Everything in the circus was dead except for Marv, Marissa, and maybe Magpye.

Nobody was sure about Magpye.

Part of the problem was that Magpye wasn’t always completely Magpye. Sometimes he was Able Quirk, and he certainly looked a lot like him. A dead him, but still him. Other times Magpye was someone else entirely, the ghost of some other person, or persons, speaking through Able’s body. But always, underneath it all, he was Magpye. Whatever the hell that meant.

Above ground, the circus had been burnt long ago. The caravans were nothing more than rusting skeletons, their blackened skins blistered from the heat of the fire, ruptured, and now rusting in the merciless elements. Their black frames looked like the bones of elephants, great beasts come together in their graveyard to die, far from the herd. Tattered tarps, colourful shrouds for the dead circus, clung to the ruined frames of the tents and awnings, and the ground was a black, scorched skin. Above it all towered the fleshless carcass of the big top, casting its grim shadow across the place like a cage. When the wind was right, you could still smell burning. If you listened carefully, you could sometimes hear screams too. Murder hung in the air like a fog and clung to everything, a sticky miasma that made the flesh crawl and the heart pound.

Something bad had happened here. The kind of bad that stained a place.

Even when the circus had been open, before everything had burnt, there had been strange rumours. The place was built on an old, forgotten cemetery some said, and the ghosts of those interred here haunted the circus and plagued its visitors. Well, there were ghosts here, that much was certain. Magpye could hear them. He could hear them all the time.

Below ground, in their tiny sanctuary underneath the vast corpse of the circus, Marv and Marissa were cooking. Pans steamed, lids rattled. Ever the showman, ever the magician, Marv made even a simple stew cooked over a camping stove look like a conjuring trick. Behind him, Marissa laid the table. Impossibly, some china had survived the fire-storm that had consumed the circus, and she arranged it carefully on the table.

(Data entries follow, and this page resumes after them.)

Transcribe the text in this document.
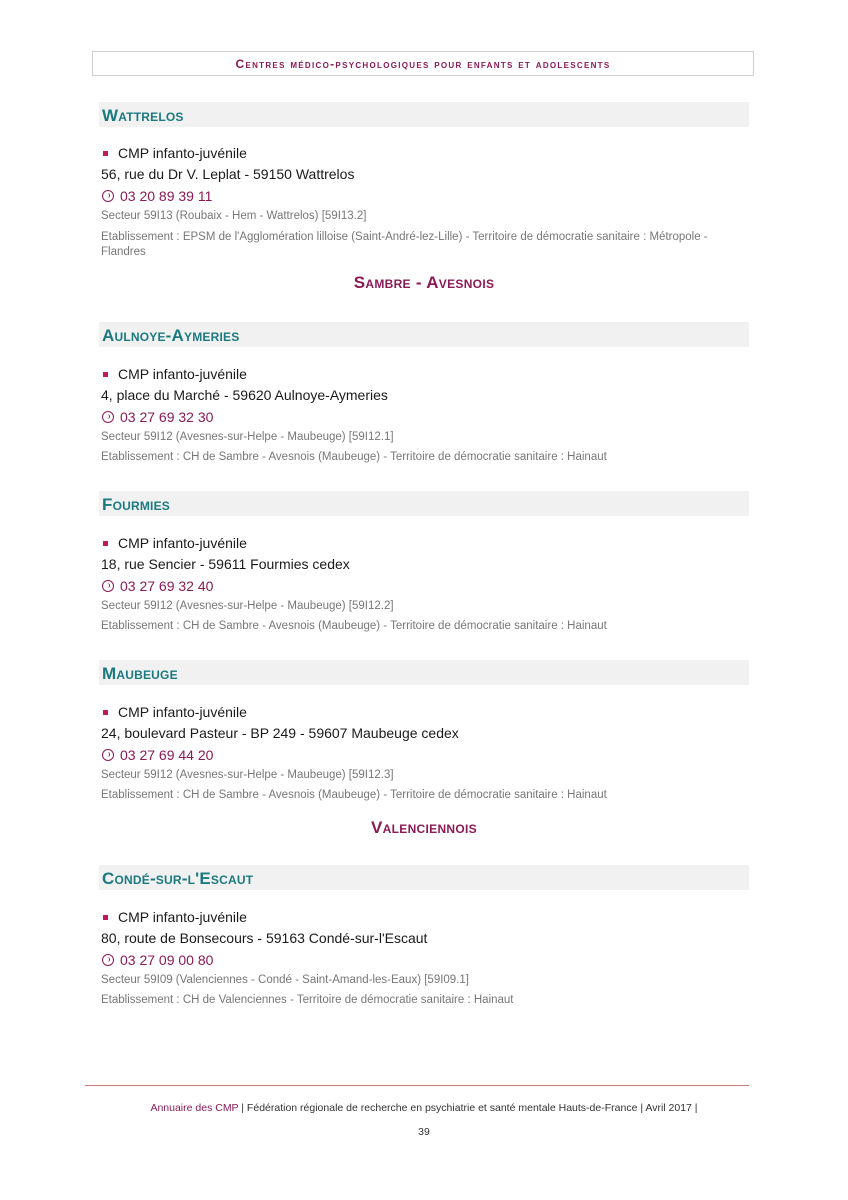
Centres médico-psychologiques pour enfants et adolescents
Wattrelos
CMP infanto-juvénile
56, rue du Dr V. Leplat - 59150 Wattrelos
03 20 89 39 11
Secteur 59I13 (Roubaix - Hem - Wattrelos) [59I13.2]
Etablissement : EPSM de l'Agglomération lilloise (Saint-André-lez-Lille) - Territoire de démocratie sanitaire : Métropole - Flandres
Sambre - Avesnois
Aulnoye-Aymeries
CMP infanto-juvénile
4, place du Marché - 59620 Aulnoye-Aymeries
03 27 69 32 30
Secteur 59I12 (Avesnes-sur-Helpe - Maubeuge) [59I12.1]
Etablissement : CH de Sambre - Avesnois (Maubeuge) - Territoire de démocratie sanitaire : Hainaut
Fourmies
CMP infanto-juvénile
18, rue Sencier - 59611 Fourmies cedex
03 27 69 32 40
Secteur 59I12 (Avesnes-sur-Helpe - Maubeuge) [59I12.2]
Etablissement : CH de Sambre - Avesnois (Maubeuge) - Territoire de démocratie sanitaire : Hainaut
Maubeuge
CMP infanto-juvénile
24, boulevard Pasteur - BP 249 - 59607 Maubeuge cedex
03 27 69 44 20
Secteur 59I12 (Avesnes-sur-Helpe - Maubeuge) [59I12.3]
Etablissement : CH de Sambre - Avesnois (Maubeuge) - Territoire de démocratie sanitaire : Hainaut
Valenciennois
Condé-sur-l'Escaut
CMP infanto-juvénile
80, route de Bonsecours - 59163 Condé-sur-l'Escaut
03 27 09 00 80
Secteur 59I09 (Valenciennes - Condé - Saint-Amand-les-Eaux) [59I09.1]
Etablissement : CH de Valenciennes - Territoire de démocratie sanitaire : Hainaut
Annuaire des CMP | Fédération régionale de recherche en psychiatrie et santé mentale Hauts-de-France | Avril 2017 |
39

Their sanctuary was a small mausoleum: an expensive tribute, Marv had suggested, to a family long past. Despite all the ghosts that Magpye could sense, he had no inkling of who the original denizens of this place might have been. Unlike the ghosts of the circus, their spirits had found peace, he suspected. Marissa had done her best to decorate the place, papering the vaulted stone ceilings with old posters from the circus, scrounging up what furniture she could. With the original tenants gone, they had turned the place into a shrine to their own lost loved ones. Salvage from the burnt out caravans was piled everywhere, a ramshackle museum built up from the everyday detritus of people’s lives mixed with what was left of the paraphernalia of the circus. They had used some of the larger boxes to block up doors, limiting themselves to just a few small rooms. Marv wanted to explore the place, but Magpye’s keen sense of the dead and their demands had bade him leave the rest of the crypt alone. This was a dead place. The living were the interlopers here.

Perched on the edge of an old steam trunk, Magpye watched Marissa laying the table. The plates were fragile, just like the girl, he thought. Survivors, but chipped and crazed and changed by the whole thing. He was changed too, of course, more than any of them.

“Sit down to the table, son, you’re making us all nervous,” Marv said. “Or make yourself useful and help Marissa.”

Magpye cocked his head to one side, an affectation that let Marv and Marissa know that he was no longer listening to them, but to one of the many voices that only he could hear. Dead voices, never quiet. “Sorry,” he mumbled, hopping down from his perch.

“That’s OK,” said Marissa, unsure whether the apology had been for her or not. “Everything’s ready. Why don’t you sit down and we can get started?”

Magpye shot Marv a look. “I can’t…”

“Try,” said Marv, pouring steaming stew from the pan into the waiting bowls. “Just… try.”

And so the three of them sat and stared at their plates of stew. Marv, the once great circus conjurer, and Marissa his daughter and former assistant. Magpye knew them both, but couldn’t be sure if the memories were his or if they belonged to one of his ghosts, to the one of the voices in his head.

He felt Marissa’s hand on his. It was warm, far warmer than his own cold and cadaverous flesh.

“You used to love this stew,” she said earnestly. “You’ve got to eat something, keep your strength up.”

Magpye pushed the bowl away angrily, spilling some of the steaming stew onto the old wooden table.

“I can’t,” he said flatly, his temper immediately subsiding. “I can’t eat this.”

He stalked away from the table, damning the voices in his head for their sudden silence as Marissa began to sob behind him.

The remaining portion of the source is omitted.